The predominant view emerging from the poll of 10 bankers, economist and rating agencies indicated that along with inflation and growth, the rupee volatility has also become an important factor for RBI. The central bank will like to monitor the impact of the steps it took last week (July 15).
Repo rate is the rate at which RBI lends short-term money to banks, while CRR is a portion of deposits that lenders keep with the RBI which does not attract any interest.
In the annual policy, RBI reduced the repo rate by 25 basis points to 7.25 per cent. The first quarter review of the monetary policy is slated on July 30.
The rupee has stablised and bond market yields have moderated after witnessing a sharp rise last week, in response to liquidity curbs, said bank executives, economist and rating agencies.
N S Venkatesh, head of treasury and chief general manager at IDBI Bank, said, “Whatever decision RBI had to take on interest rate happened on July 15 night”.
RBI has put a curb on borrowing at the liquidity adjustment facility (LAF) and jacked up the lending rate for taking money through the marginal standing facility (MSF). RBI had to address the currency speculation that was being funded out of short-term borrowings, he added.
Gaurav Kapur, senior economist, RBS, said RBI might not make any change in policy rates and CRR. They chose to use quantitative route to tighten liquidity in the system.

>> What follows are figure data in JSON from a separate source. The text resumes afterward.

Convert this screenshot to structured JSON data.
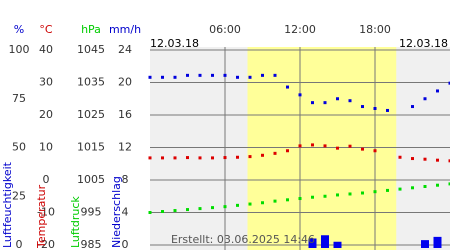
{
  "chart_data": {
    "type": "line",
    "date_left": "12.03.18",
    "date_right": "12.03.18",
    "footer": "Erstellt: 03.06.2025 14:46",
    "x": [
      0,
      1,
      2,
      3,
      4,
      5,
      6,
      7,
      8,
      9,
      10,
      11,
      12,
      13,
      14,
      15,
      16,
      17,
      18,
      19,
      20,
      21,
      22,
      23,
      24
    ],
    "xlim": [
      0,
      24
    ],
    "xticks": [
      {
        "value": 6,
        "label": "06:00"
      },
      {
        "value": 12,
        "label": "12:00"
      },
      {
        "value": 18,
        "label": "18:00"
      }
    ],
    "daylight": [
      7.8,
      19.7
    ],
    "grid": true,
    "axes": [
      {
        "unit": "%",
        "label": "Luftfeuchtigkeit",
        "color": "#0000cc",
        "ylim": [
          0,
          100
        ],
        "yticks": [
          0,
          25,
          50,
          75,
          100
        ]
      },
      {
        "unit": "°C",
        "label": "Temperatur",
        "color": "#cc0000",
        "ylim": [
          -20,
          40
        ],
        "yticks": [
          -20,
          -10,
          0,
          10,
          20,
          30,
          40
        ]
      },
      {
        "unit": "hPa",
        "label": "Luftdruck",
        "color": "#00cc00",
        "ylim": [
          985,
          1045
        ],
        "yticks": [
          985,
          995,
          1005,
          1015,
          1025,
          1035,
          1045
        ]
      },
      {
        "unit": "mm/h",
        "label": "Niederschlag",
        "color": "#0000cc",
        "ylim": [
          0,
          24
        ],
        "yticks": [
          0,
          4,
          8,
          12,
          16,
          20,
          24
        ]
      }
    ],
    "series": [
      {
        "axis": 0,
        "kind": "dots",
        "color": "#0000dd",
        "values": [
          86,
          86,
          86,
          87,
          87,
          87,
          87,
          86,
          86,
          87,
          87,
          81,
          77,
          73,
          73,
          75,
          74,
          71,
          70,
          69,
          null,
          71,
          75,
          79,
          83
        ]
      },
      {
        "axis": 1,
        "kind": "dots",
        "color": "#dd0000",
        "values": [
          6.8,
          6.8,
          6.8,
          6.9,
          6.8,
          6.8,
          6.9,
          7,
          7.2,
          7.6,
          8.2,
          9,
          10.5,
          10.8,
          10.5,
          9.8,
          10.4,
          9.5,
          9,
          null,
          7,
          6.6,
          6.4,
          6.1,
          5.9
        ]
      },
      {
        "axis": 2,
        "kind": "dots",
        "color": "#00dd00",
        "values": [
          995,
          995.3,
          995.6,
          995.9,
          996.2,
          996.5,
          996.8,
          997.2,
          997.6,
          998,
          998.5,
          998.9,
          999.3,
          999.7,
          1000,
          1000.4,
          1000.7,
          1001,
          1001.4,
          1001.8,
          1002.2,
          1002.6,
          1003,
          1003.4,
          1003.8
        ]
      },
      {
        "axis": 3,
        "kind": "bars",
        "color": "#0000ee",
        "values": [
          0,
          0,
          0,
          0,
          0,
          0,
          0,
          0,
          0,
          0,
          0,
          0,
          0,
          0.8,
          1.2,
          0.4,
          0,
          0,
          0,
          0,
          0,
          0,
          0.6,
          1.0,
          0
        ]
      }
    ]
  }
}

Hinting at a status quo on the rate front, finance minister P Chidambaram in an interview with Bloomberg said RBI’s move to raise two of its interest rates while keeping the main repurchase rate unchanged doesn’t signal a shift toward a tightening bias. Chidambaram was in Moscow, to attend a meeting of the Group of 20 finance ministers and central bankers. Radhika Rao, economist, DBS Bank said in a scenario of recent measures on liquidity tightening, the hint is towards tight monetary policy rather than loosening it. “Inflation is also high. I do not expect any cut in the repo rate or in the CRR,” she said.Rating agency Icra said it expects the RBI to keep the repo rate and CRR unchanged, to guard against further rupee depreciation. The growth-inflation dynamics and concerns regarding the funding of the current account deficit have dominated the setting of monetary policy.
The volatility in the exchange rate of the rupee has now emerged as a key factor and influence RBI’s actions, because of its attendant implications on macro-economic stability.